Governance Turmoil and Shareholder Backlash
Oscotec pursued Genosco’s listing to diversify its revenue sources and secure independent funding, with Genosco aiming to raise up to $70 million. Since Oscotec was incurring losses, it could not financially support its subsidiary, and the IPO was seen as a means of achieving both financial autonomy and risk separation.
Proponents argued the listing would help reflect Oscotec’s true valuation by offloading single-pipeline risk to new investors. However, minority shareholders viewed the IPO as a threat—potentially diluting their shares and serving as an exit strategy for majority stakeholders. They criticized it as “double compensation” for value already embedded in Oscotec’s shares.
Tensions culminated at Oscotec’s March general meeting, where over 40% of minority shareholders voted against the reappointment of CEO Jeong-Geun Kim. The conflict had escalated from an IPO dispute into a governance crisis.
Korea Exchange Draws a Line: No More Structural Loopholes
This rejection goes beyond technical eligibility; it signals the Exchange’s intent to curb perceived exploitation of listing systems. A rising trend—particularly in biotech—has seen parent firms spin off subsidiaries with shared core assets for separate IPOs, sometimes with minimal structural differentiation.
In contrast, successful cases such as Oncocross Therapeutics (Jeil Pharmaceutical) and ImmuneOncia (a Yuhan spin-off) showcased clearly separated pipelines and governance. These examples underscored the viability of spin-off listings when done with transparency and independence.
A capital markets expert commented, “Genosco lacked separation in revenue, governance, and pipeline. It was structurally bound to fail. Cases like this only deepen skepticism toward biotech IPOs.”
Following the announcement, a senior reviewer noted, “The Exchange explicitly referred to this as a ‘duplicate listing.’ The chances of overturning the decision on re-evaluation are slim. This wasn’t just a poor listing strategy—it was a fundamental failure in investor trust and market readiness.”
Another reviewer added, “Genosco’s technology wasn’t the issue. But without a distinct governance and business model, IPO funding is off the table. More drastic measures—like a merger, equity swap, or structural realignment with Oscotec—must be considered. This isn’t just an internal matter anymore; it involves employee stock plans, succession, and spin-off legitimacy.”

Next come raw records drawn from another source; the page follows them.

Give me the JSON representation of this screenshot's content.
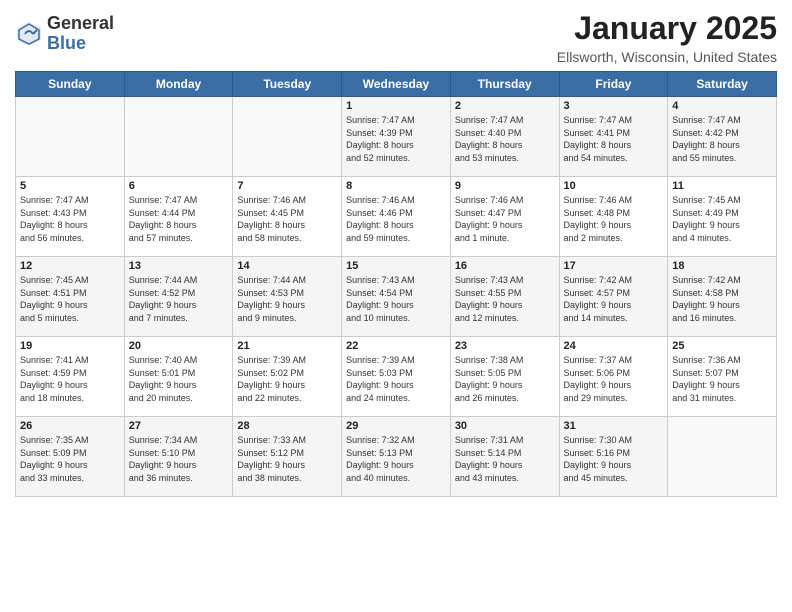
{
  "header": {
    "logo_general": "General",
    "logo_blue": "Blue",
    "title": "January 2025",
    "subtitle": "Ellsworth, Wisconsin, United States"
  },
  "weekdays": [
    "Sunday",
    "Monday",
    "Tuesday",
    "Wednesday",
    "Thursday",
    "Friday",
    "Saturday"
  ],
  "weeks": [
    [
      {
        "day": "",
        "info": ""
      },
      {
        "day": "",
        "info": ""
      },
      {
        "day": "",
        "info": ""
      },
      {
        "day": "1",
        "info": "Sunrise: 7:47 AM\nSunset: 4:39 PM\nDaylight: 8 hours\nand 52 minutes."
      },
      {
        "day": "2",
        "info": "Sunrise: 7:47 AM\nSunset: 4:40 PM\nDaylight: 8 hours\nand 53 minutes."
      },
      {
        "day": "3",
        "info": "Sunrise: 7:47 AM\nSunset: 4:41 PM\nDaylight: 8 hours\nand 54 minutes."
      },
      {
        "day": "4",
        "info": "Sunrise: 7:47 AM\nSunset: 4:42 PM\nDaylight: 8 hours\nand 55 minutes."
      }
    ],
    [
      {
        "day": "5",
        "info": "Sunrise: 7:47 AM\nSunset: 4:43 PM\nDaylight: 8 hours\nand 56 minutes."
      },
      {
        "day": "6",
        "info": "Sunrise: 7:47 AM\nSunset: 4:44 PM\nDaylight: 8 hours\nand 57 minutes."
      },
      {
        "day": "7",
        "info": "Sunrise: 7:46 AM\nSunset: 4:45 PM\nDaylight: 8 hours\nand 58 minutes."
      },
      {
        "day": "8",
        "info": "Sunrise: 7:46 AM\nSunset: 4:46 PM\nDaylight: 8 hours\nand 59 minutes."
      },
      {
        "day": "9",
        "info": "Sunrise: 7:46 AM\nSunset: 4:47 PM\nDaylight: 9 hours\nand 1 minute."
      },
      {
        "day": "10",
        "info": "Sunrise: 7:46 AM\nSunset: 4:48 PM\nDaylight: 9 hours\nand 2 minutes."
      },
      {
        "day": "11",
        "info": "Sunrise: 7:45 AM\nSunset: 4:49 PM\nDaylight: 9 hours\nand 4 minutes."
      }
    ],
    [
      {
        "day": "12",
        "info": "Sunrise: 7:45 AM\nSunset: 4:51 PM\nDaylight: 9 hours\nand 5 minutes."
      },
      {
        "day": "13",
        "info": "Sunrise: 7:44 AM\nSunset: 4:52 PM\nDaylight: 9 hours\nand 7 minutes."
      },
      {
        "day": "14",
        "info": "Sunrise: 7:44 AM\nSunset: 4:53 PM\nDaylight: 9 hours\nand 9 minutes."
      },
      {
        "day": "15",
        "info": "Sunrise: 7:43 AM\nSunset: 4:54 PM\nDaylight: 9 hours\nand 10 minutes."
      },
      {
        "day": "16",
        "info": "Sunrise: 7:43 AM\nSunset: 4:55 PM\nDaylight: 9 hours\nand 12 minutes."
      },
      {
        "day": "17",
        "info": "Sunrise: 7:42 AM\nSunset: 4:57 PM\nDaylight: 9 hours\nand 14 minutes."
      },
      {
        "day": "18",
        "info": "Sunrise: 7:42 AM\nSunset: 4:58 PM\nDaylight: 9 hours\nand 16 minutes."
      }
    ],
    [
      {
        "day": "19",
        "info": "Sunrise: 7:41 AM\nSunset: 4:59 PM\nDaylight: 9 hours\nand 18 minutes."
      },
      {
        "day": "20",
        "info": "Sunrise: 7:40 AM\nSunset: 5:01 PM\nDaylight: 9 hours\nand 20 minutes."
      },
      {
        "day": "21",
        "info": "Sunrise: 7:39 AM\nSunset: 5:02 PM\nDaylight: 9 hours\nand 22 minutes."
      },
      {
        "day": "22",
        "info": "Sunrise: 7:39 AM\nSunset: 5:03 PM\nDaylight: 9 hours\nand 24 minutes."
      },
      {
        "day": "23",
        "info": "Sunrise: 7:38 AM\nSunset: 5:05 PM\nDaylight: 9 hours\nand 26 minutes."
      },
      {
        "day": "24",
        "info": "Sunrise: 7:37 AM\nSunset: 5:06 PM\nDaylight: 9 hours\nand 29 minutes."
      },
      {
        "day": "25",
        "info": "Sunrise: 7:36 AM\nSunset: 5:07 PM\nDaylight: 9 hours\nand 31 minutes."
      }
    ],
    [
      {
        "day": "26",
        "info": "Sunrise: 7:35 AM\nSunset: 5:09 PM\nDaylight: 9 hours\nand 33 minutes."
      },
      {
        "day": "27",
        "info": "Sunrise: 7:34 AM\nSunset: 5:10 PM\nDaylight: 9 hours\nand 36 minutes."
      },
      {
        "day": "28",
        "info": "Sunrise: 7:33 AM\nSunset: 5:12 PM\nDaylight: 9 hours\nand 38 minutes."
      },
      {
        "day": "29",
        "info": "Sunrise: 7:32 AM\nSunset: 5:13 PM\nDaylight: 9 hours\nand 40 minutes."
      },
      {
        "day": "30",
        "info": "Sunrise: 7:31 AM\nSunset: 5:14 PM\nDaylight: 9 hours\nand 43 minutes."
      },
      {
        "day": "31",
        "info": "Sunrise: 7:30 AM\nSunset: 5:16 PM\nDaylight: 9 hours\nand 45 minutes."
      },
      {
        "day": "",
        "info": ""
      }
    ]
  ]
}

Still, experts hope the decision won’t deter legitimate biotech listings. “With strong precedents like Oncocross and ImmuneOncia, the path is still open for structurally sound spin-offs.”

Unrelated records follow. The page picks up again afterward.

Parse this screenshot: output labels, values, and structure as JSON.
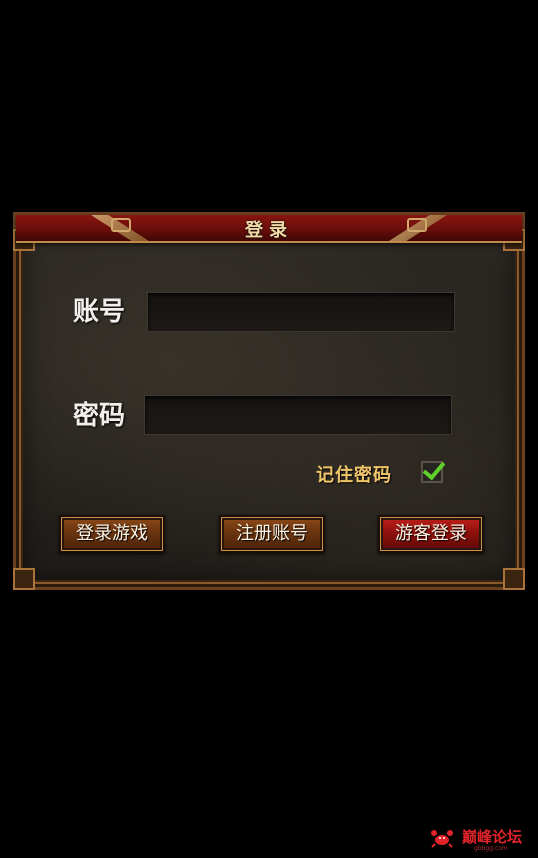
{
  "dialog": {
    "title": "登录"
  },
  "form": {
    "account_label": "账号",
    "account_value": "",
    "password_label": "密码",
    "password_value": "",
    "remember_label": "记住密码",
    "remember_checked": true
  },
  "buttons": {
    "login_label": "登录游戏",
    "register_label": "注册账号",
    "guest_label": "游客登录"
  },
  "watermark": {
    "text": "巅峰论坛",
    "subtext": "gbbgg.com",
    "icon": "crab-icon"
  },
  "colors": {
    "title_red": "#8a1410",
    "frame_gold": "#c08a4a",
    "remember_gold": "#f1c66a",
    "check_green": "#5fcf2a",
    "button_brown": "#6a3410",
    "button_red": "#8a100c",
    "watermark_red": "#e0242a"
  }
}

Genosco Rejection Signals Stricter IPO Standards in Biotech
The Genosco case marks a turning point in IPO evaluations—where business independence and revenue clarity outweigh pipeline potential. Superficial spin-offs no longer suffice. Only companies with demonstrable operational separation will earn investor confidence.
This is more than a failed IPO. It forces the entire biotech sector to confront questions of transparency, governance, and structural integrity. For Genosco and Oscotec, the challenge now is not just recovery—but redefinition.